Hourly workers are likely making more money today than they did before the COVID-19 pandemic, but that’s not enough to turn the tide, said Michael Spataro, the chief customer officer at Legion Technologies, a workforce management company targeting increased hourly worker engagement.

In its “2024 State of the Hourly Workforce report,” Legion found only 50% of hourly workers believe their employer cares about creating a good work experience for them, and 41% said their companies have not taken steps to improve their workplace in the past year.

And, the consequences may be severe for employers — 50% of hourly workers Legion surveyed plan to leave their jobs within the next year, with that number rising to 76% among employees aged 18 to 24.

“It’s clear that most [hourly] employees feel that their employer doesn’t appreciate them,” Spataro said. “When you look at the amount of unionization starting to happen in the workplace today, that’s not happening because you’re providing the best benefits and the best experience. It’s happening because the employees feel like they’re being taken advantage of or not being valued.”

Both Salk and Spataro agree inconsistent or inflexible schedules, the inability to work remotely as commonly as salaried employees, fewer career development opportunities and a lack of tailored recognition programs also contribute to the gaps in satisfaction and motivation for hourly workers.

Alleviating the Gaps

One way to address hourly workers’ unique needs is through the concept of “microdosing,” said Hannah Yardley, the chief people and culture officer at Achievers, an employee engagement and recognition company. Hourly employees are more likely to work different shifts, work part-time or experience higher turnover — so distributing rewards, recognition, variable pay, feedback requests and training opportunities in smaller, more-frequent intervals may make more sense for them.

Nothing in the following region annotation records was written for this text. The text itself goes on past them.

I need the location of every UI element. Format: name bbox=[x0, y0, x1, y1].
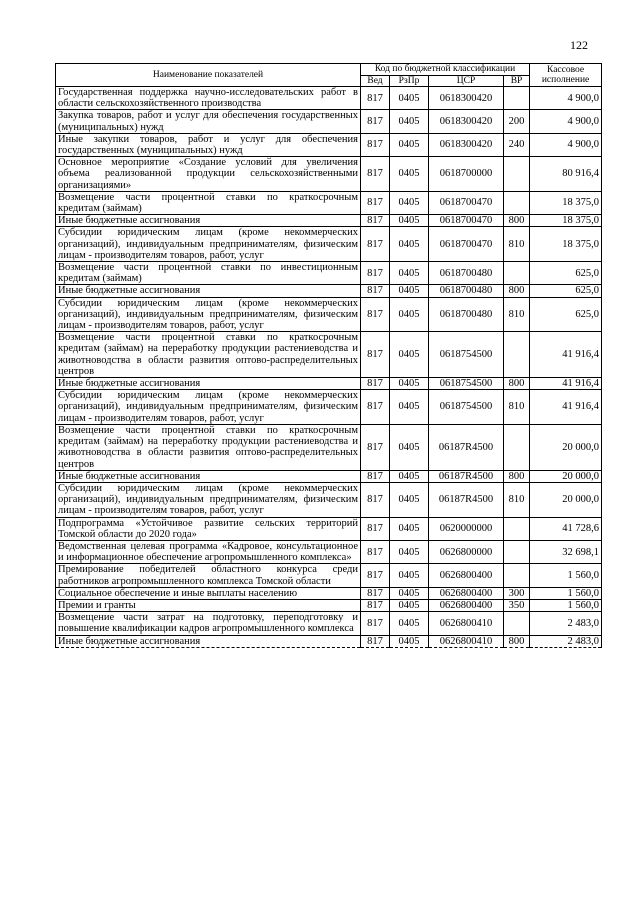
cell-vr: 800 bbox=[504, 378, 530, 390]
cell-rzpr: 0405 bbox=[390, 227, 429, 262]
cell-ved: 817 bbox=[361, 517, 390, 540]
table-body bbox=[56, 87, 602, 648]
cell-rzpr: 0405 bbox=[390, 424, 429, 470]
budget-execution-table bbox=[55, 63, 602, 648]
cell-name: Основное мероприятие «Создание условий для увеличения объема реализованной продукции сельскохозяйственными организациями» bbox=[56, 157, 361, 192]
cell-ved: 817 bbox=[361, 133, 390, 156]
cell-ved: 817 bbox=[361, 564, 390, 587]
cell-amount: 20 000,0 bbox=[530, 470, 602, 482]
cell-ved: 817 bbox=[361, 390, 390, 425]
cell-vr: 810 bbox=[504, 297, 530, 332]
cell-name: Государственная поддержка научно-исследовательских работ в области сельскохозяйственного производства bbox=[56, 87, 361, 110]
cell-rzpr: 0405 bbox=[390, 378, 429, 390]
cell-csr: 06187R4500 bbox=[429, 470, 504, 482]
cell-name: Иные бюджетные ассигнования bbox=[56, 285, 361, 297]
table-row bbox=[56, 599, 602, 611]
cell-rzpr: 0405 bbox=[390, 297, 429, 332]
cell-ved: 817 bbox=[361, 297, 390, 332]
cell-name: Возмещение части процентной ставки по инвестиционным кредитам (займам) bbox=[56, 262, 361, 285]
cell-amount: 41 916,4 bbox=[530, 378, 602, 390]
cell-rzpr: 0405 bbox=[390, 564, 429, 587]
table-row bbox=[56, 191, 602, 214]
cell-rzpr: 0405 bbox=[390, 215, 429, 227]
cell-vr bbox=[504, 87, 530, 110]
cell-rzpr: 0405 bbox=[390, 599, 429, 611]
cell-ved: 817 bbox=[361, 482, 390, 517]
cell-vr: 810 bbox=[504, 227, 530, 262]
cell-csr: 0618700470 bbox=[429, 191, 504, 214]
cell-amount: 4 900,0 bbox=[530, 133, 602, 156]
cell-amount: 18 375,0 bbox=[530, 215, 602, 227]
cell-name: Возмещение части процентной ставки по краткосрочным кредитам (займам) bbox=[56, 191, 361, 214]
cell-name: Премирование победителей областного конкурса среди работников агропромышленного комплекса Томской области bbox=[56, 564, 361, 587]
table-row bbox=[56, 332, 602, 378]
table-row bbox=[56, 157, 602, 192]
header-csr: ЦСР bbox=[429, 75, 504, 87]
cell-rzpr: 0405 bbox=[390, 470, 429, 482]
cell-csr: 0618300420 bbox=[429, 110, 504, 133]
header-code-group: Код по бюджетной классификации bbox=[361, 64, 530, 76]
cell-ved: 817 bbox=[361, 378, 390, 390]
cell-rzpr: 0405 bbox=[390, 110, 429, 133]
cell-name: Иные бюджетные ассигнования bbox=[56, 635, 361, 647]
cell-rzpr: 0405 bbox=[390, 540, 429, 563]
table-row bbox=[56, 390, 602, 425]
cell-vr: 800 bbox=[504, 285, 530, 297]
cell-rzpr: 0405 bbox=[390, 612, 429, 635]
cell-ved: 817 bbox=[361, 470, 390, 482]
cell-csr: 0626800400 bbox=[429, 564, 504, 587]
cell-name: Субсидии юридическим лицам (кроме некоммерческих организаций), индивидуальным предпринимателям, физическим лицам - производителям товаров, работ, услуг bbox=[56, 482, 361, 517]
table-row bbox=[56, 635, 602, 647]
header-amount: Кассовое исполнение bbox=[530, 64, 602, 87]
cell-csr: 0626800410 bbox=[429, 635, 504, 647]
cell-rzpr: 0405 bbox=[390, 482, 429, 517]
cell-ved: 817 bbox=[361, 612, 390, 635]
cell-vr: 810 bbox=[504, 390, 530, 425]
cell-amount: 41 728,6 bbox=[530, 517, 602, 540]
cell-ved: 817 bbox=[361, 87, 390, 110]
cell-rzpr: 0405 bbox=[390, 87, 429, 110]
table-row bbox=[56, 110, 602, 133]
cell-name: Субсидии юридическим лицам (кроме некоммерческих организаций), индивидуальным предпринимателям, физическим лицам - производителям товаров, работ, услуг bbox=[56, 227, 361, 262]
cell-rzpr: 0405 bbox=[390, 635, 429, 647]
table-row bbox=[56, 517, 602, 540]
cell-ved: 817 bbox=[361, 215, 390, 227]
cell-name: Иные закупки товаров, работ и услуг для обеспечения государственных (муниципальных) нужд bbox=[56, 133, 361, 156]
cell-csr: 06187R4500 bbox=[429, 424, 504, 470]
cell-ved: 817 bbox=[361, 227, 390, 262]
cell-amount: 18 375,0 bbox=[530, 227, 602, 262]
cell-ved: 817 bbox=[361, 424, 390, 470]
cell-ved: 817 bbox=[361, 599, 390, 611]
cell-amount: 2 483,0 bbox=[530, 635, 602, 647]
cell-ved: 817 bbox=[361, 191, 390, 214]
cell-vr: 240 bbox=[504, 133, 530, 156]
cell-amount: 1 560,0 bbox=[530, 599, 602, 611]
cell-rzpr: 0405 bbox=[390, 133, 429, 156]
cell-name: Возмещение части процентной ставки по краткосрочным кредитам (займам) на переработку продукции растениеводства и животноводства в области развития оптово-распределительных центров bbox=[56, 332, 361, 378]
cell-name: Возмещение части затрат на подготовку, переподготовку и повышение квалификации кадров агропромышленного комплекса bbox=[56, 612, 361, 635]
cell-csr: 0626800000 bbox=[429, 540, 504, 563]
cell-csr: 0626800400 bbox=[429, 587, 504, 599]
cell-vr: 200 bbox=[504, 110, 530, 133]
cell-csr: 06187R4500 bbox=[429, 482, 504, 517]
cell-name: Премии и гранты bbox=[56, 599, 361, 611]
cell-name: Закупка товаров, работ и услуг для обеспечения государственных (муниципальных) нужд bbox=[56, 110, 361, 133]
cell-amount: 1 560,0 bbox=[530, 587, 602, 599]
cell-name: Субсидии юридическим лицам (кроме некоммерческих организаций), индивидуальным предпринимателям, физическим лицам - производителям товаров, работ, услуг bbox=[56, 297, 361, 332]
cell-ved: 817 bbox=[361, 262, 390, 285]
cell-rzpr: 0405 bbox=[390, 332, 429, 378]
cell-csr: 0618700480 bbox=[429, 285, 504, 297]
cell-name: Возмещение части процентной ставки по краткосрочным кредитам (займам) на переработку продукции растениеводства и животноводства в области развития оптово-распределительных центров bbox=[56, 424, 361, 470]
cell-vr bbox=[504, 157, 530, 192]
header-ved: Вед bbox=[361, 75, 390, 87]
cell-csr: 0626800410 bbox=[429, 612, 504, 635]
cell-amount: 20 000,0 bbox=[530, 482, 602, 517]
cell-rzpr: 0405 bbox=[390, 191, 429, 214]
cell-vr bbox=[504, 517, 530, 540]
cell-ved: 817 bbox=[361, 540, 390, 563]
cell-rzpr: 0405 bbox=[390, 157, 429, 192]
cell-vr: 800 bbox=[504, 215, 530, 227]
cell-name: Подпрограмма «Устойчивое развитие сельских территорий Томской области до 2020 года» bbox=[56, 517, 361, 540]
cell-rzpr: 0405 bbox=[390, 390, 429, 425]
table-row bbox=[56, 482, 602, 517]
cell-amount: 4 900,0 bbox=[530, 110, 602, 133]
cell-name: Иные бюджетные ассигнования bbox=[56, 378, 361, 390]
cell-name: Социальное обеспечение и иные выплаты населению bbox=[56, 587, 361, 599]
table-row bbox=[56, 470, 602, 482]
cell-amount: 20 000,0 bbox=[530, 424, 602, 470]
cell-vr bbox=[504, 424, 530, 470]
table-row bbox=[56, 564, 602, 587]
cell-ved: 817 bbox=[361, 332, 390, 378]
cell-csr: 0618300420 bbox=[429, 133, 504, 156]
cell-vr: 300 bbox=[504, 587, 530, 599]
cell-rzpr: 0405 bbox=[390, 285, 429, 297]
table-row bbox=[56, 133, 602, 156]
cell-vr bbox=[504, 540, 530, 563]
table-row bbox=[56, 540, 602, 563]
cell-vr bbox=[504, 612, 530, 635]
cell-name: Ведомственная целевая программа «Кадровое, консультационное и информационное обеспечение агропромышленного комплекса» bbox=[56, 540, 361, 563]
cell-name: Иные бюджетные ассигнования bbox=[56, 215, 361, 227]
table-row bbox=[56, 87, 602, 110]
table-row bbox=[56, 612, 602, 635]
cell-ved: 817 bbox=[361, 635, 390, 647]
cell-ved: 817 bbox=[361, 110, 390, 133]
cell-amount: 625,0 bbox=[530, 262, 602, 285]
cell-amount: 80 916,4 bbox=[530, 157, 602, 192]
cell-csr: 0620000000 bbox=[429, 517, 504, 540]
cell-name: Иные бюджетные ассигнования bbox=[56, 470, 361, 482]
cell-amount: 4 900,0 bbox=[530, 87, 602, 110]
cell-amount: 1 560,0 bbox=[530, 564, 602, 587]
cell-csr: 0618300420 bbox=[429, 87, 504, 110]
cell-amount: 625,0 bbox=[530, 285, 602, 297]
cell-amount: 41 916,4 bbox=[530, 332, 602, 378]
cell-ved: 817 bbox=[361, 285, 390, 297]
page-number: 122 bbox=[570, 38, 588, 52]
cell-ved: 817 bbox=[361, 587, 390, 599]
table-row bbox=[56, 215, 602, 227]
cell-rzpr: 0405 bbox=[390, 517, 429, 540]
cell-amount: 2 483,0 bbox=[530, 612, 602, 635]
table-row bbox=[56, 227, 602, 262]
cell-ved: 817 bbox=[361, 157, 390, 192]
header-name: Наименование показателей bbox=[56, 64, 361, 87]
cell-amount: 18 375,0 bbox=[530, 191, 602, 214]
cell-csr: 0618700480 bbox=[429, 297, 504, 332]
cell-csr: 0618754500 bbox=[429, 378, 504, 390]
cell-csr: 0618754500 bbox=[429, 332, 504, 378]
cell-name: Субсидии юридическим лицам (кроме некоммерческих организаций), индивидуальным предпринимателям, физическим лицам - производителям товаров, работ, услуг bbox=[56, 390, 361, 425]
cell-csr: 0618700480 bbox=[429, 262, 504, 285]
cell-csr: 0618700000 bbox=[429, 157, 504, 192]
cell-vr: 810 bbox=[504, 482, 530, 517]
table-row bbox=[56, 297, 602, 332]
table-row bbox=[56, 378, 602, 390]
cell-vr: 800 bbox=[504, 635, 530, 647]
cell-amount: 41 916,4 bbox=[530, 390, 602, 425]
cell-csr: 0618700470 bbox=[429, 215, 504, 227]
cell-rzpr: 0405 bbox=[390, 262, 429, 285]
cell-vr bbox=[504, 332, 530, 378]
cell-vr bbox=[504, 191, 530, 214]
table-row bbox=[56, 587, 602, 599]
header-rzpr: РзПр bbox=[390, 75, 429, 87]
table-row bbox=[56, 285, 602, 297]
cell-csr: 0618754500 bbox=[429, 390, 504, 425]
cell-amount: 625,0 bbox=[530, 297, 602, 332]
header-vr: ВР bbox=[504, 75, 530, 87]
cell-csr: 0618700470 bbox=[429, 227, 504, 262]
cell-amount: 32 698,1 bbox=[530, 540, 602, 563]
table-row bbox=[56, 262, 602, 285]
cell-csr: 0626800400 bbox=[429, 599, 504, 611]
cell-vr bbox=[504, 564, 530, 587]
cell-rzpr: 0405 bbox=[390, 587, 429, 599]
cell-vr: 350 bbox=[504, 599, 530, 611]
table-row bbox=[56, 424, 602, 470]
cell-vr bbox=[504, 262, 530, 285]
cell-vr: 800 bbox=[504, 470, 530, 482]
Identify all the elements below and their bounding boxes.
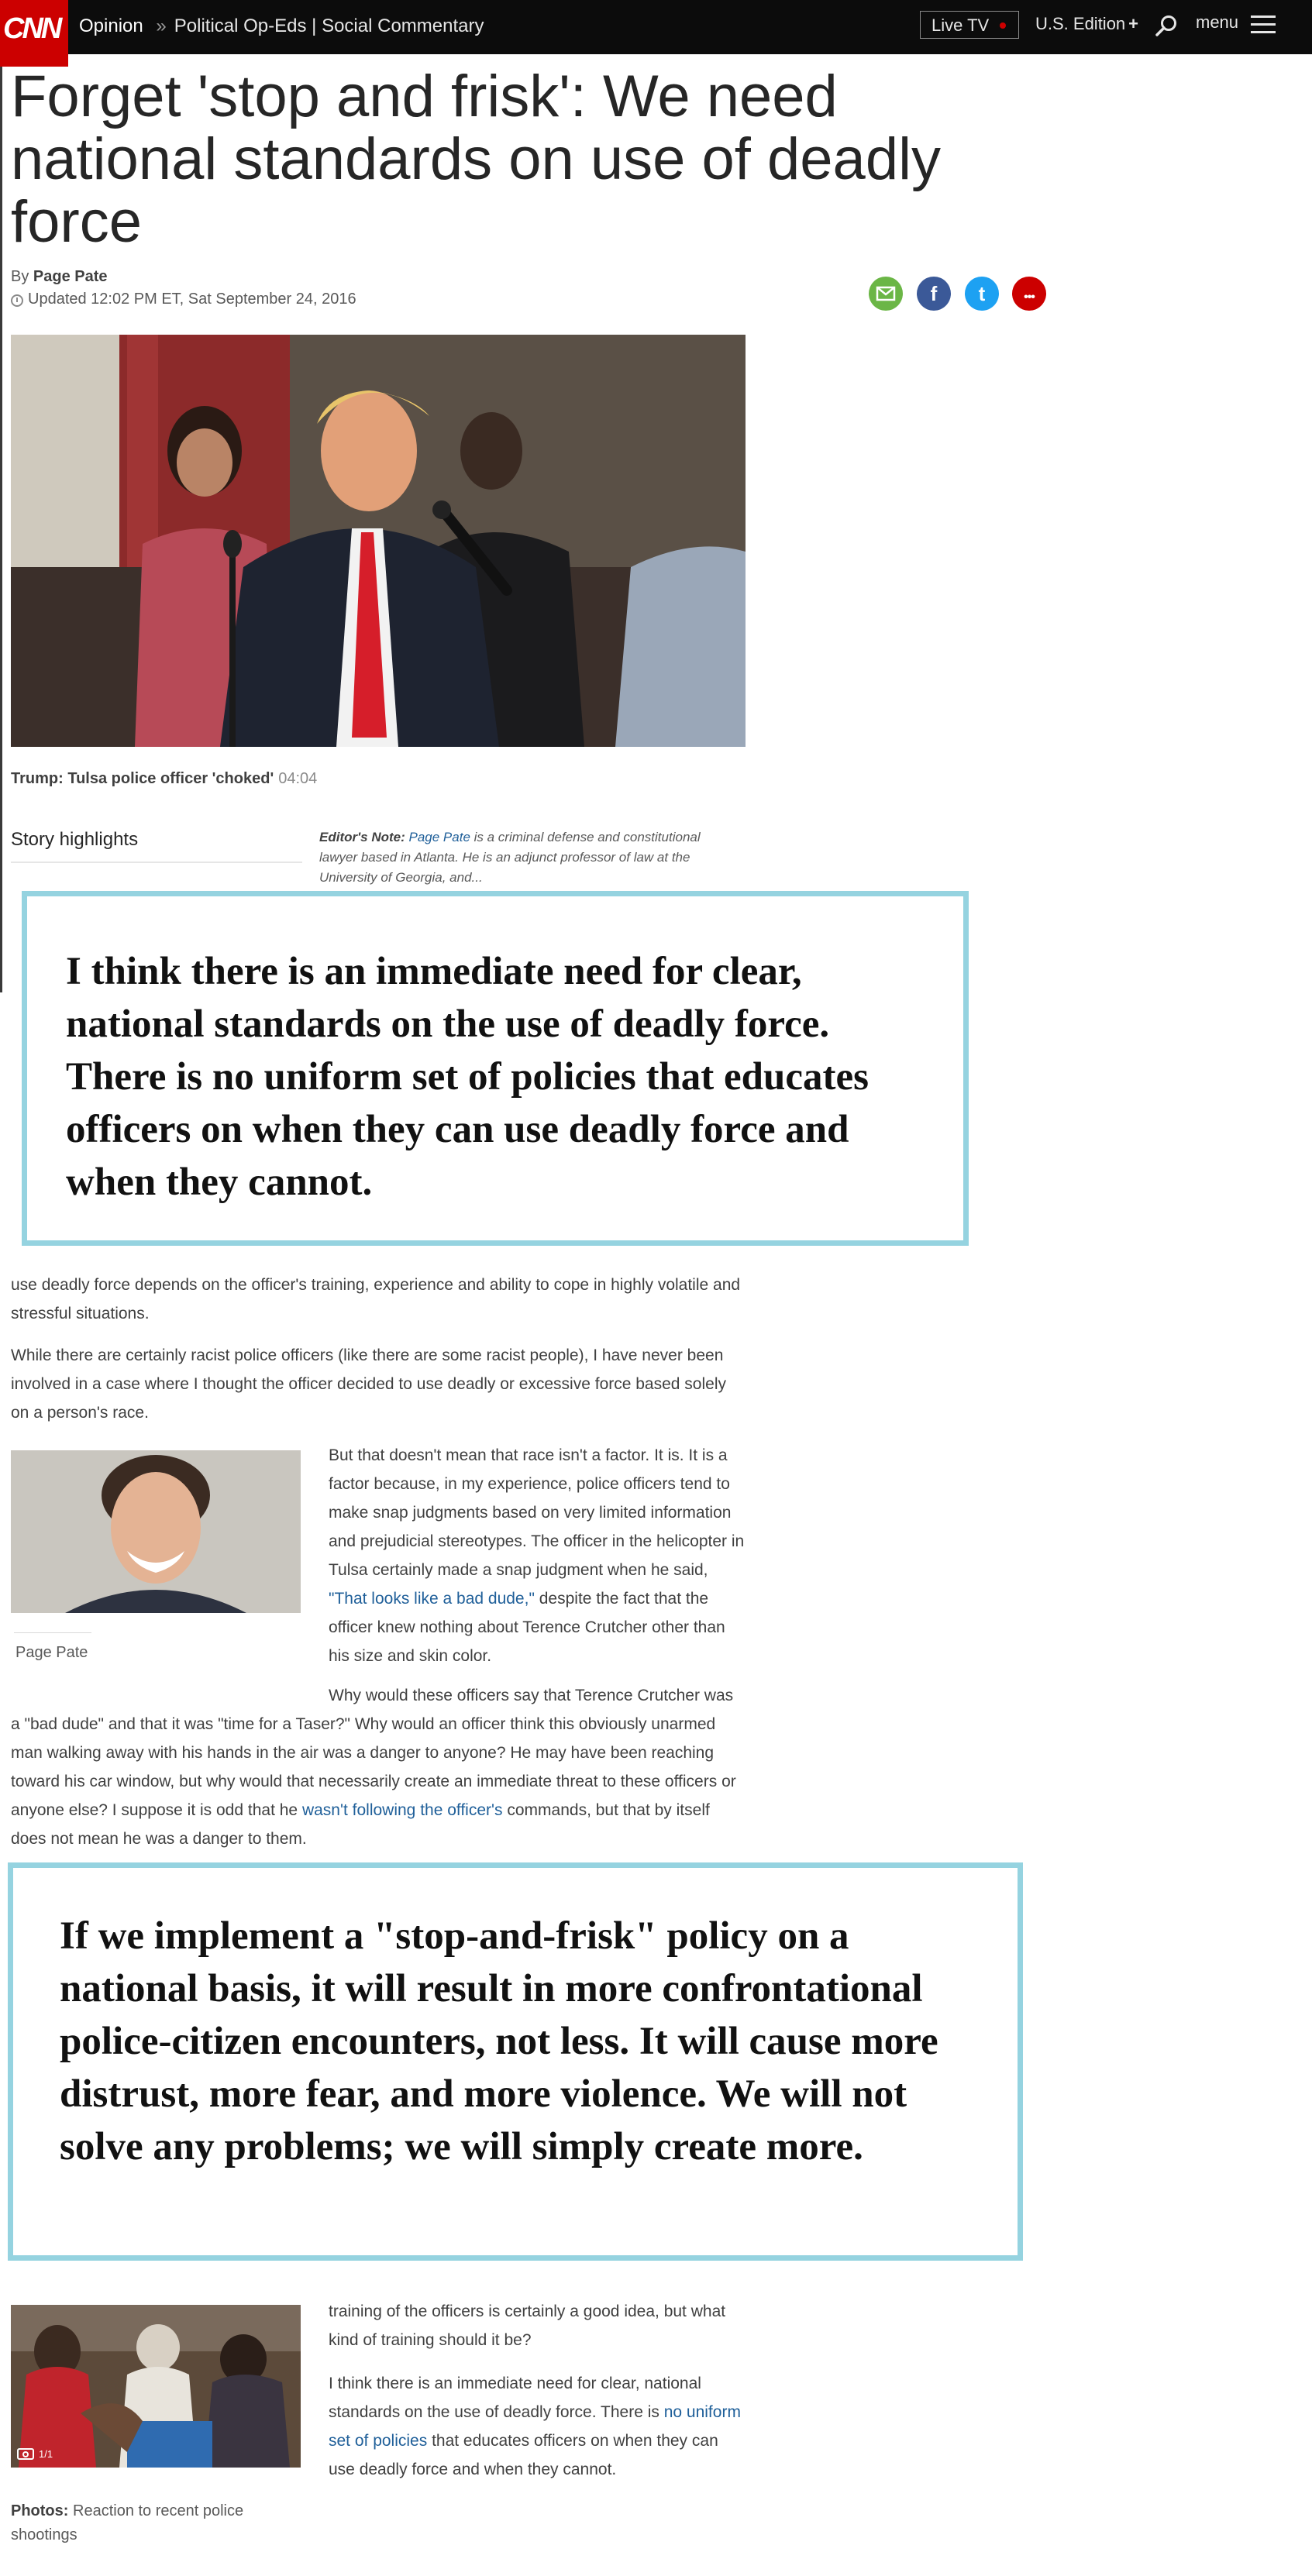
- live-tv-button[interactable]: [920, 11, 1019, 39]
- editors-note-text: is a criminal defense and constitutional lawyer based in Atlanta. He is an adjunct professor of law at the University of Georgia, and...: [319, 830, 701, 885]
- gallery-caption-text: Reaction to recent police shootings: [11, 2502, 244, 2543]
- body-text: that educates officers on when they can use deadly force and when they cannot.: [329, 2432, 718, 2478]
- video-thumbnail-image: [11, 335, 746, 747]
- cnn-logo-text: CNN: [3, 12, 60, 45]
- updated-timestamp: [11, 291, 356, 308]
- pull-quote-callout-2: [8, 1862, 1023, 2261]
- share-more-button[interactable]: [1012, 277, 1046, 311]
- live-indicator-icon: [1000, 22, 1006, 29]
- body-paragraph: [329, 2369, 746, 2516]
- highlights-divider: [11, 862, 302, 863]
- updated-text: Updated 12:02 PM ET, Sat September 24, 2016: [28, 291, 356, 308]
- byline: [11, 268, 108, 286]
- hamburger-menu-icon[interactable]: [1251, 15, 1276, 34]
- section-link-opinion[interactable]: Opinion: [79, 15, 143, 36]
- breadcrumb: [79, 15, 484, 37]
- breadcrumb-political-op-eds[interactable]: Political Op-Eds: [174, 15, 307, 36]
- body-text: commands, but that by itself does not mean he was a danger to them.: [11, 1801, 710, 1848]
- share-email-button[interactable]: [869, 277, 903, 311]
- edition-selector[interactable]: [1035, 14, 1138, 34]
- share-facebook-button[interactable]: [917, 277, 951, 311]
- body-paragraph: While there are certainly racist police officers (like there are some racist people), I have never been involved in a case where I thought the officer decided to use deadly or excessive force based solely on a person's race.: [11, 1346, 726, 1422]
- uniform-policies-link[interactable]: no uniform set of policies: [329, 2403, 741, 2450]
- body-paragraph: training of the officers is certainly a good idea, but what kind of training should it be?: [329, 2303, 726, 2349]
- search-icon[interactable]: [1155, 14, 1178, 37]
- article-title: Forget 'stop and frisk': We need national standards on use of deadly force: [11, 64, 941, 255]
- breadcrumb-divider: |: [312, 15, 317, 36]
- editors-note-label: Editor's Note:: [319, 830, 405, 844]
- edition-label: U.S. Edition: [1035, 14, 1126, 33]
- edition-plus-icon: +: [1128, 14, 1139, 33]
- pull-quote-callout-1: [22, 891, 969, 1246]
- officer-commands-link[interactable]: wasn't following the officer's: [301, 1801, 503, 1819]
- breadcrumb-separator: »: [156, 15, 167, 36]
- byline-prefix: By: [11, 268, 29, 285]
- caption-divider: [14, 1632, 91, 1633]
- video-duration: 04:04: [278, 770, 318, 787]
- body-text: But that doesn't mean that race isn't a factor. It is. It is a factor because, in my experience, police officers tend to make snap judgments based on very limited information and prejudicial stereotypes. The officer in the helicopter in Tulsa certainly made a snap judgment when he said,: [329, 1446, 745, 1579]
- author-photo[interactable]: [11, 1450, 301, 1613]
- editors-note: [319, 827, 730, 885]
- body-paragraph: use deadly force depends on the officer's training, experience and ability to cope in highly volatile and stressful situations.: [11, 1276, 741, 1322]
- photo-gallery-thumbnail[interactable]: [11, 2305, 301, 2468]
- author-link[interactable]: Page Pate: [33, 268, 108, 285]
- gallery-caption-label: Photos:: [11, 2502, 69, 2519]
- pull-quote-text-1: I think there is an immediate need for clear, national standards on the use of deadly force. There is no uniform set of policies that educates officers on when they can use deadly force and when they cannot.: [66, 950, 869, 1204]
- gallery-camera-icon: [17, 2448, 34, 2460]
- story-highlights-heading: Story highlights: [11, 829, 139, 850]
- body-text: I think there is an immediate need for clear, national standards on the use of deadly force. There is: [329, 2375, 701, 2421]
- pull-quote-text-2: If we implement a "stop-and-frisk" policy on a national basis, it will result in more confrontational police-citizen encounters, not less. It will cause more distrust, more fear, and more violence. We will not solve any problems; we will simply create more.: [60, 1914, 938, 2168]
- author-photo-caption: Page Pate: [15, 1644, 88, 1661]
- more-dots-icon: •••: [1024, 291, 1035, 304]
- gallery-caption: [11, 2499, 301, 2547]
- body-paragraph: [329, 1441, 746, 1670]
- left-border-rule: [0, 67, 2, 992]
- protest-photo-image: [11, 2305, 301, 2468]
- bad-dude-quote-link[interactable]: "That looks like a bad dude,": [329, 1590, 535, 1608]
- video-caption[interactable]: [11, 770, 317, 788]
- clock-icon: [11, 294, 23, 307]
- envelope-icon: [869, 277, 903, 311]
- body-text: Why would these officers say that Terence Crutcher was a "bad dude" and that it was "time for a Taser?" Why would an officer think this obviously unarmed man walking away with his hands in the air was a danger to anyone? He may have been reaching toward his car window, but why would that necessarily create an immediate threat to these officers or anyone else? I suppose it is odd that he: [11, 1687, 736, 1819]
- menu-button[interactable]: menu: [1196, 12, 1239, 32]
- video-player[interactable]: [11, 335, 746, 747]
- facebook-icon: f: [930, 282, 938, 305]
- twitter-icon: t: [978, 282, 986, 305]
- gallery-count: 1/1: [39, 2448, 53, 2460]
- body-text: despite the fact that the officer knew nothing about Terence Crutcher other than his size and skin color.: [329, 1590, 725, 1665]
- cnn-logo[interactable]: [0, 0, 68, 67]
- share-twitter-button[interactable]: [965, 277, 999, 311]
- breadcrumb-social-commentary[interactable]: Social Commentary: [322, 15, 484, 36]
- video-caption-text: Trump: Tulsa police officer 'choked': [11, 770, 274, 787]
- author-headshot-image: [11, 1450, 301, 1613]
- top-nav-bar: [0, 0, 1312, 54]
- live-tv-label: Live TV: [931, 15, 990, 35]
- editors-note-author-link[interactable]: Page Pate: [408, 830, 470, 844]
- body-paragraph: [11, 1681, 746, 1848]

“An hourly worker is still really hard to retain and really expensive to recruit,” Yardley said. “Look at the idea of microdosing recognition, rewards and their voice in feedback modules. That allows you to create a pulse of what that workforce is looking for on a much more regular basis, and it’s a helpful way to support the hourly workforce because of some of the unique factors facing them.”

Compensation isn’t the full equation when it comes to keeping employees, Yardley said, particularly when it comes to hourly employees, who may receive comparable rates of pay in similar positions from one company to the next. For those workers, the differentiating factor in accepting and remaining in a role likely is their daily employee experience — recognition, feeling appreciated, a culture of support and opportunities to grow.

Improving the hourly employee experience — through schedule flexibility, targeted rewards, meaningful recognition, and training and career pathing — should be an urgent goal for total rewards professionals and businesses, Spataro said.

“If you don’t create the best possible employee experience, there’s no way you’re going to provide the best possible customer experience,” he said. “If the employee doesn’t feel they’re getting trained properly or getting training opportunities, if their schedule isn’t flexible or they feel scheduling is unfair, if they don’t have instant access to their wages — all those elements are causing them unnecessary stress that they’re bringing into the work environment, and that’s affecting your customer experience. Those employers that really invest in the employee experience are the employers that will be successful in the long run.”